Las reflexiones hechas por la periodista nos hacen pensar en nosotros mismos. Sonreír por fuera y morir internamente; llevar una máscara para esconder lo que hay en nuestro interior; requerir de una fuerza externa que nos proporcione luz en medio de las tinieblas internas; alcanzar una verdadera paz interior.

Todo suena bien, pero, ¿cómo conseguirlo? La historia de la humanidad demuestra vez tras vez que ni la fama, ni el poder, ni las riquezas, ni la belleza, ni el éxito, ni las drogas, ni el alcohol, ni cambiar de pareja, ni hacer reír a otros, ni ganar un Óscar o cualquier otra cosa puede llenar nuestro vacío interno y darle un verdadero sentido a nuestra existencia. Solo quien nos creó sabe lo que verdaderamente necesitamos.

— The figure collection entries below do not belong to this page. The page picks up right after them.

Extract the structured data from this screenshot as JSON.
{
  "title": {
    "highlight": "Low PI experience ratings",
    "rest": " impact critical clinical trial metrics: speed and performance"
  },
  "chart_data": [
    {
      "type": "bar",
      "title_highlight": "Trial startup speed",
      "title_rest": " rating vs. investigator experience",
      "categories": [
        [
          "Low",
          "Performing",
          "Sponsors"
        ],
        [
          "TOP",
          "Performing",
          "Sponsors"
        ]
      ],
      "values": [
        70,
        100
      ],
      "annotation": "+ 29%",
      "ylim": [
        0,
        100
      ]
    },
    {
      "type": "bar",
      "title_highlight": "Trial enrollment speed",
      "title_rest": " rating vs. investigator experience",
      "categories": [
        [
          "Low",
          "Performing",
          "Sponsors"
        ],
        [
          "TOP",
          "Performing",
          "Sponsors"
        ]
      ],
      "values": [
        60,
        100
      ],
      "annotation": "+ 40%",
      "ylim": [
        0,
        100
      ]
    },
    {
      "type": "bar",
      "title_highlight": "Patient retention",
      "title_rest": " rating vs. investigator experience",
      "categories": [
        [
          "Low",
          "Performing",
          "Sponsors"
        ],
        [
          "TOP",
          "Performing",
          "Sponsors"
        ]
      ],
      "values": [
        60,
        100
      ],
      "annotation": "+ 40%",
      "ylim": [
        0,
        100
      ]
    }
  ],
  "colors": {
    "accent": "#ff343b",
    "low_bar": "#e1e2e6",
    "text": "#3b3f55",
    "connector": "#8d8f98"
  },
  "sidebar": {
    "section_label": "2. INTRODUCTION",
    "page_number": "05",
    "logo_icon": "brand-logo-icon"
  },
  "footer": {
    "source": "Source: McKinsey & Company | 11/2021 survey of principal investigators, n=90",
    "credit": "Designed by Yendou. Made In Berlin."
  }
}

Jesucristo dijo, "Yo soy la luz del mundo, el que me sigue no andará en tinieblas, sino que tendrá la luz de la vida.... Venid a mí todos los que están trabajados y cargados y yo les daré descanso... Mi paz os dejo, mi paz os doy; yo no os la doy como el mundo la da....Estas cosas os he hablado para que en mí tengáis paz; en el mundo tendréis aflicción, pero confiad, yo he vencido al mundo... Vengo a dar buenas nuevas a los pobres; a sanar a los quebrantados de corazón; a pregonar libertad a los cautivos y oprimidos;".

Solo Jesús puede llenar nuestro vacío.